The combined effects were funny, during the contrabassoon’s lumbering solo for the Big Boar; heartwarming, during a montage of grinning kids; and even reverent, during a “Hymn Sing,” when the orchestra slid in underneath a recording of fairgoers singing “The Little Brown Church in the Vale.” The opening “Sunrise” movement called to mind Copland, while the hefty brass power of “Nothing Grooves Like a Deere” reminded me of the dinosaurs in Disney’s “Fantasia” version of “The Rite of Spring.”

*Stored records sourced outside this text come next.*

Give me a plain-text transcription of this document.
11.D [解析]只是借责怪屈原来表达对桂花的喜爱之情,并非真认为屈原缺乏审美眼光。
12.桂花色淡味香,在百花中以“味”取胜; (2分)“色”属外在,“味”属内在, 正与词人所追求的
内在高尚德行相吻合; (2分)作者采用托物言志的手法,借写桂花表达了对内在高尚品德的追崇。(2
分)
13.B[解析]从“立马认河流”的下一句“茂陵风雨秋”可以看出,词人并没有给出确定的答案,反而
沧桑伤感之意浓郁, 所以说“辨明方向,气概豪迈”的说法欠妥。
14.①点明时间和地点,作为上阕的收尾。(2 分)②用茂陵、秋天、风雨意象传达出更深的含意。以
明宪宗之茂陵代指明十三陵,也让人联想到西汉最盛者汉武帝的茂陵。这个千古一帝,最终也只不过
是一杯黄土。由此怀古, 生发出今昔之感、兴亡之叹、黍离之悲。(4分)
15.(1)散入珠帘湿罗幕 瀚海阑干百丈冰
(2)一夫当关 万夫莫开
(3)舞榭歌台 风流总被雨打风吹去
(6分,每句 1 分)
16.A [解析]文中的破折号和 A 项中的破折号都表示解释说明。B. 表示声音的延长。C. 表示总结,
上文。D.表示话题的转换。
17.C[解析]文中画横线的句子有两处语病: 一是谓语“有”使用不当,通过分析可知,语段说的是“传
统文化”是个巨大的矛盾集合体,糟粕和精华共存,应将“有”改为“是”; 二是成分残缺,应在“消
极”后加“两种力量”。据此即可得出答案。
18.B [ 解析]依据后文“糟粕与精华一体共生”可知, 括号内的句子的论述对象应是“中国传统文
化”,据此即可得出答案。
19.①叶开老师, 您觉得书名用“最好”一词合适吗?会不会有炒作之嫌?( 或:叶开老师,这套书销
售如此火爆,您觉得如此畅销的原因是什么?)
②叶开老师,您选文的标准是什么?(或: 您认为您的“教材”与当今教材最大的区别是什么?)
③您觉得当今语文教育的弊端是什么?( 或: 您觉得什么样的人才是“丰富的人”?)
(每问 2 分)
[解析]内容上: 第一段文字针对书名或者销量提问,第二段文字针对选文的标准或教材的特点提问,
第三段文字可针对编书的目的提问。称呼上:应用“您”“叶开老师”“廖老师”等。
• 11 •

It was a crowd-pleaser, for sure. But even if the crowd was predisposed to enjoy it – folks do like the fair, after all – Hamlin managed to elevate the material into something a bit grander. It made us Iowans seem almost noble, even when we’re eating corn dogs in our jorts.

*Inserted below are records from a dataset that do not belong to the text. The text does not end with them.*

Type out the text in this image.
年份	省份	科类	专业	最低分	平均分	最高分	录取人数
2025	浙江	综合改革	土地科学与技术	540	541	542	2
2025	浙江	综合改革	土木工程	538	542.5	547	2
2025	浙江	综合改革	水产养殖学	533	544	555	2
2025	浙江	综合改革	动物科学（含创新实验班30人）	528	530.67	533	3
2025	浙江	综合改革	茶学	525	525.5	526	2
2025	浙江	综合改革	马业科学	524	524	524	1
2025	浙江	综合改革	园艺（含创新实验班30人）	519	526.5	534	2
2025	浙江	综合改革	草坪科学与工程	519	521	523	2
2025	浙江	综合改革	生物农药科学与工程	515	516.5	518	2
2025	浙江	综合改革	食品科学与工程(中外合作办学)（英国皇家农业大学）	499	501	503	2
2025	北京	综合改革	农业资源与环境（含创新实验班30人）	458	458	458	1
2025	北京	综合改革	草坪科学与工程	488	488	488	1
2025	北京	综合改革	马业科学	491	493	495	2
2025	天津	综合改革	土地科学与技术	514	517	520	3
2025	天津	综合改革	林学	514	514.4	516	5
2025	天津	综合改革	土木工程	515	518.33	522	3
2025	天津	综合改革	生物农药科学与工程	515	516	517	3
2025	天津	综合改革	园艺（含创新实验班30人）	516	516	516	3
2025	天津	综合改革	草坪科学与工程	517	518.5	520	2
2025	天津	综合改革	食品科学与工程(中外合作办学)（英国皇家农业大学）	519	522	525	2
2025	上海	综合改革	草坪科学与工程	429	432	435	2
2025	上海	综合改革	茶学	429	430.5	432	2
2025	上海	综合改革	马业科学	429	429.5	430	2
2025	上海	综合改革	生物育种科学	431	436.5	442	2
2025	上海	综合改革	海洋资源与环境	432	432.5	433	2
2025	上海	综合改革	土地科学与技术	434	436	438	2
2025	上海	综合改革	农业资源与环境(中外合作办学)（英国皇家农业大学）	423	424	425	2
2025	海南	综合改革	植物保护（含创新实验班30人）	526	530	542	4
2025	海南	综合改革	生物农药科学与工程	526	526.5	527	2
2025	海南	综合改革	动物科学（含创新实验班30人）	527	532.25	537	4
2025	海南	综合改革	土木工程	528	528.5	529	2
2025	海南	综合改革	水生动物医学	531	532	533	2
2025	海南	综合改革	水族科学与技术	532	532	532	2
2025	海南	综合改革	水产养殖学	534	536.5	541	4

The concert's second half featured a rollicking performance of Berlioz’s “Le Corsaire” overture and a fresh, vital take on Tchaikovsky’s Piano Concerto No. 1 in B-flat Major.

Pianist Natasha Paremski.

The dazzling Russian-American soloist Natasha Paremski played with such gusto that half the audience stood for an ovation after the first movement – either because they didn’t realize there were two more to go or because they just wanted to cheer her on. In any case, she glided through the slower second movement – under fine sighing solos from the flute, oboe and cello – and then set some sort of land-speed record in the heavily chorded finale. She probably should have worn a helmet.

“I’ve had a little too much coffee,” she confessed afterward.

For an encore, she raced almost as fast through the last movement of Prokofiev’s Piano Sonata No. 7, maintaining a fierce left-hand ostinato while tossing off rhythmically intricate melodies in the right hand. Technically, all we heard was a series of tiny hammers striking skinny metal strings, but it sounded more powerful. The piano seemed bigger under the new shell even by itself.